Все посмотрели на Лукинова. Генка почувствовал, как тот сжался, вдавил голову в плечи.
— Вернулись мы, значит, из отпуска, я вызываю к себе Лукинова. «Знаешь, — говорю, — тут про тебя по радио очерк передавали». «Нет, — отвечает, — не слышал. А что передавали-то хоть?»
— Лев Николаич! — попросил Лукинов.
Но Ростовцев на эту просьбу ноль внимания.
— Да передавали, говорю, что Лукинов — маленький, суетливый, с запотевшими очками и мутным взглядом, неряшливый, пуговицы на пиджаке оторваны, воротник рубашки засаленный…
Все снова посмотрели на Лукинова — соответствует ли портрет истине?
Лукинов опять попросил Ростовцева:
— Лев Николаич!
— Понимаю, ты — начальство, ты — мастер участка, мой, значит, зам, а авторитет начальства ни в косм разе подрывать нельзя… Но мы ж тут все свои, все ИТР, так сказать, — инженерно-технические работники…

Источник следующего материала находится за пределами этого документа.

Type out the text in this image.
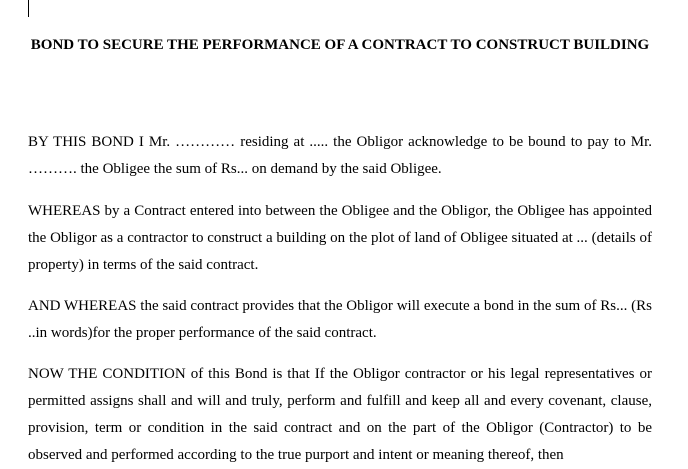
BOND TO SECURE THE PERFORMANCE OF A CONTRACT TO CONSTRUCT BUILDING

BY THIS BOND I Mr. ………… residing at ..... the Obligor acknowledge to be bound to pay to Mr. ………. the Obligee the sum of Rs... on demand by the said Obligee.

WHEREAS by a Contract entered into between the Obligee and the Obligor, the Obligee has appointed the Obligor as a contractor to construct a building on the plot of land of Obligee situated at ... (details of property) in terms of the said contract.

AND WHEREAS the said contract provides that the Obligor will execute a bond in the sum of Rs... (Rs ..in words)for the proper performance of the said contract.

NOW THE CONDITION of this Bond is that If the Obligor contractor or his legal representatives or permitted assigns shall and will and truly, perform and fulfill and keep all and every covenant, clause, provision, term or condition in the said contract and on the part of the Obligor (Contractor) to be observed and performed according to the true purport and intent or meaning thereof, then
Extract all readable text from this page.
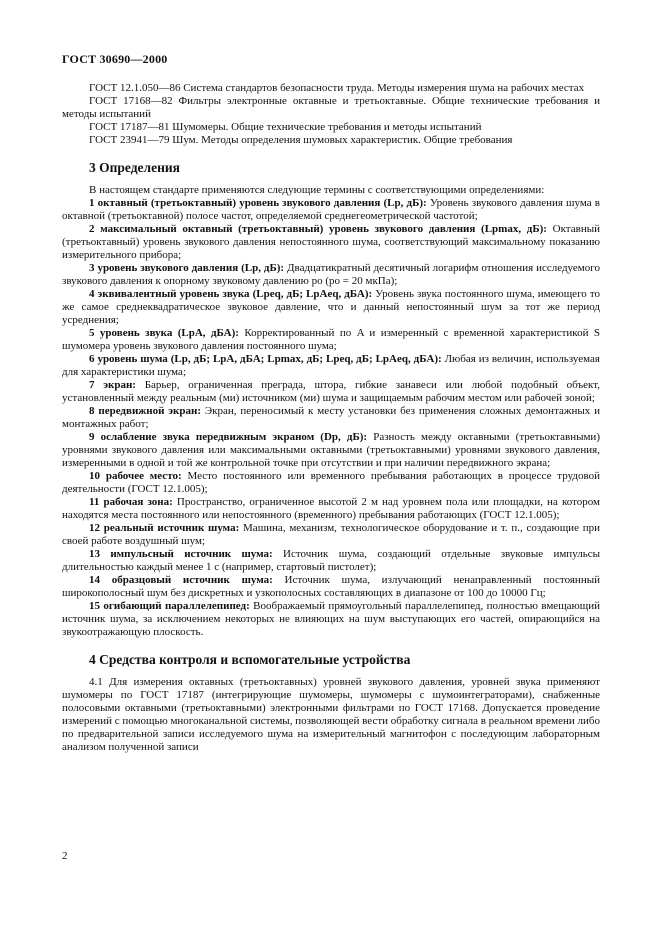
ГОСТ 30690—2000

ГОСТ 12.1.050—86 Система стандартов безопасности труда. Методы измерения шума на рабочих местах

ГОСТ 17168—82 Фильтры электронные октавные и третьоктавные. Общие технические требования и методы испытаний

ГОСТ 17187—81 Шумомеры. Общие технические требования и методы испытаний

ГОСТ 23941—79 Шум. Методы определения шумовых характеристик. Общие требования

3 Определения

В настоящем стандарте применяются следующие термины с соответствующими определениями:

1 октавный (третьоктавный) уровень звукового давления (Lp, дБ): Уровень звукового давления шума в октавной (третьоктавной) полосе частот, определяемой среднегеометрической частотой;

2 максимальный октавный (третьоктавный) уровень звукового давления (Lpmax, дБ): Октавный (третьоктавный) уровень звукового давления непостоянного шума, соответствующий максимальному показанию измерительного прибора;

3 уровень звукового давления (Lp, дБ): Двадцатикратный десятичный логарифм отношения исследуемого звукового давления к опорному звуковому давлению po (po = 20 мкПа);

4 эквивалентный уровень звука (Lpeq, дБ; LpAeq, дБА): Уровень звука постоянного шума, имеющего то же самое среднеквадратическое звуковое давление, что и данный непостоянный шум за тот же период усреднения;

5 уровень звука (LpA, дБА): Корректированный по A и измеренный с временной характеристикой S шумомера уровень звукового давления постоянного шума;

6 уровень шума (Lp, дБ; LpA, дБА; Lpmax, дБ; Lpeq, дБ; LpAeq, дБА): Любая из величин, используемая для характеристики шума;

7 экран: Барьер, ограниченная преграда, штора, гибкие занавеси или любой подобный объект, установленный между реальным (ми) источником (ми) шума и защищаемым рабочим местом или рабочей зоной;

8 передвижной экран: Экран, переносимый к месту установки без применения сложных демонтажных и монтажных работ;

9 ослабление звука передвижным экраном (Dp, дБ): Разность между октавными (третьоктавными) уровнями звукового давления или максимальными октавными (третьоктавными) уровнями звукового давления, измеренными в одной и той же контрольной точке при отсутствии и при наличии передвижного экрана;

10 рабочее место: Место постоянного или временного пребывания работающих в процессе трудовой деятельности (ГОСТ 12.1.005);

11 рабочая зона: Пространство, ограниченное высотой 2 м над уровнем пола или площадки, на котором находятся места постоянного или непостоянного (временного) пребывания работающих (ГОСТ 12.1.005);

12 реальный источник шума: Машина, механизм, технологическое оборудование и т. п., создающие при своей работе воздушный шум;

13 импульсный источник шума: Источник шума, создающий отдельные звуковые импульсы длительностью каждый менее 1 с (например, стартовый пистолет);

14 образцовый источник шума: Источник шума, излучающий ненаправленный постоянный широкополосный шум без дискретных и узкополосных составляющих в диапазоне от 100 до 10000 Гц;

15 огибающий параллелепипед: Воображаемый прямоугольный параллелепипед, полностью вмещающий источник шума, за исключением некоторых не влияющих на шум выступающих его частей, опирающийся на звукоотражающую плоскость.

4 Средства контроля и вспомогательные устройства

4.1 Для измерения октавных (третьоктавных) уровней звукового давления, уровней звука применяют шумомеры по ГОСТ 17187 (интегрирующие шумомеры, шумомеры с шумоинтеграторами), снабженные полосовыми октавными (третьоктавными) электронными фильтрами по ГОСТ 17168. Допускается проведение измерений с помощью многоканальной системы, позволяющей вести обработку сигнала в реальном времени либо по предварительной записи исследуемого шума на измерительный магнитофон с последующим лабораторным анализом полученной записи

2
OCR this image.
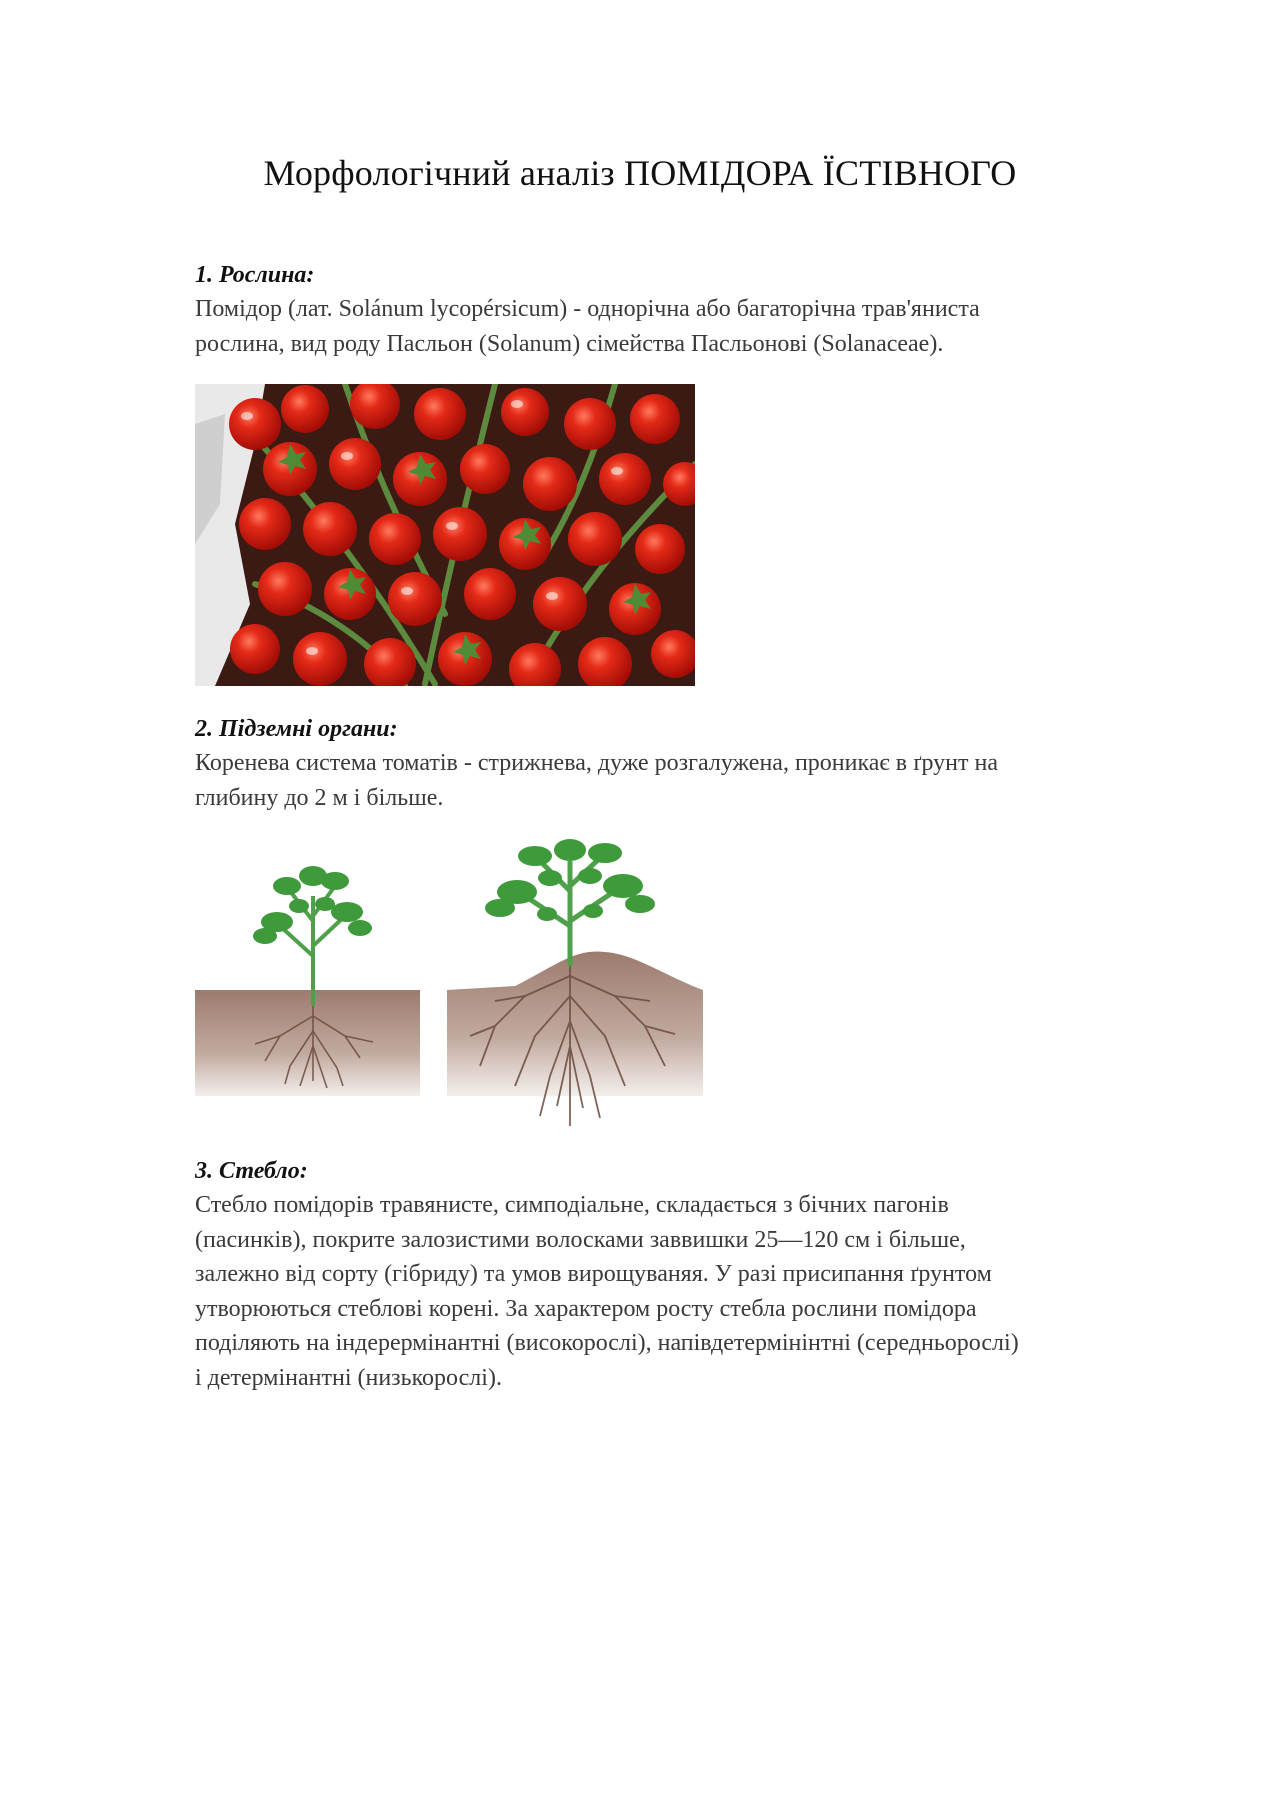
Морфологічний аналіз ПОМІДОРА ЇСТІВНОГО
1. Рослина:

Помідор (лат. Solánum lycopérsicum) - однорічна або багаторічна трав'яниста
рослина, вид роду Пасльон (Solanum) сімейства Пасльонові (Solanaceae).

2. Підземні органи:

Коренева система томатів - стрижнева, дуже розгалужена, проникає в ґрунт на
глибину до 2 м і більше.

3. Стебло:

Стебло помідорів травянисте, симподіальне, складається з бічних пагонів
(пасинків), покрите залозистими волосками заввишки 25—120 см і більше,
залежно від сорту (гібриду) та умов вирощуваняя. У разі присипання ґрунтом
утворюються стеблові корені. За характером росту стебла рослини помідора
поділяють на індерермінантні (високорослі), напівдетермінінтні (середньорослі)
і детермінантні (низькорослі).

У Генки щеки почему-то набухли жаром: он же не ИТР. И напарник его, Алик — тоже не ИТР. Но потом Генка подумал, что человек он здесь посторонний, временный, ИТР не ИТР — какая разница? У него свои заботы, у здешнего строительного отряда — свои. Объединяет их только одно: общая жилая площадка.
Только ли? А Любка Витюкова?
— Тут-то мой Лукинов и полез на стену, — продолжал Ростовцев, — зарычал, словно царь пустыни: да я этих корреспондентов! Целый месяц бушевал, а потом оттаял.
«Диогенова бочка» смеялась.
Лукинов напрягся, будто жидким свинцом налился, маленький, круглоголовый, с неожиданно стреляющим взглядом, чувствовалось, что он на пределе — вот-вот и скажет что-нибудь резкое, злое. Но Лукинов сдержался, а Ростовцев произнес:
— Смех и шутка, дорогой Лукинов, все равно, что лекарство, которое в аптеке, прямо скажем, не достанешь. Жизнь, говорят, удлиняет. Не обижайся, ладно?
— Для того чтобы согреться, дорогой Лев Николаевич, вовсе не обязательно сжигать собственные корабли, — тихо, чуть ли не шепотом произнес Лукинов. — На них ведь еще и плавать можно.
В балок набился народ, гомона добавилось, много танцевали, потом пробовали затянуть песню, но общности не получилось, голоса были разнобойными, никак не собирались в единое целое, снова шаркали подошвами по линолеумному полу «диогеновой бочки».
Генка-моряк несколько раз станцевал с Любкой, ощущая рукой сквозь простенькую ткань платья шелковистую гладкость ее кожи, упругость мышц, и что-то хмельное било ему в голову и губы начинали дрожать. Но он ловил насмешливый Любкин взгляд, и странная беспомощность проходила, будто в лицо ему брызгали холодной водой — от прежнего оставалось только то, что заковырина кожи на подбородке наливалась клюквенным соком, краснела, будто несорванная ягода на снегу, выдавая Генкино волнение.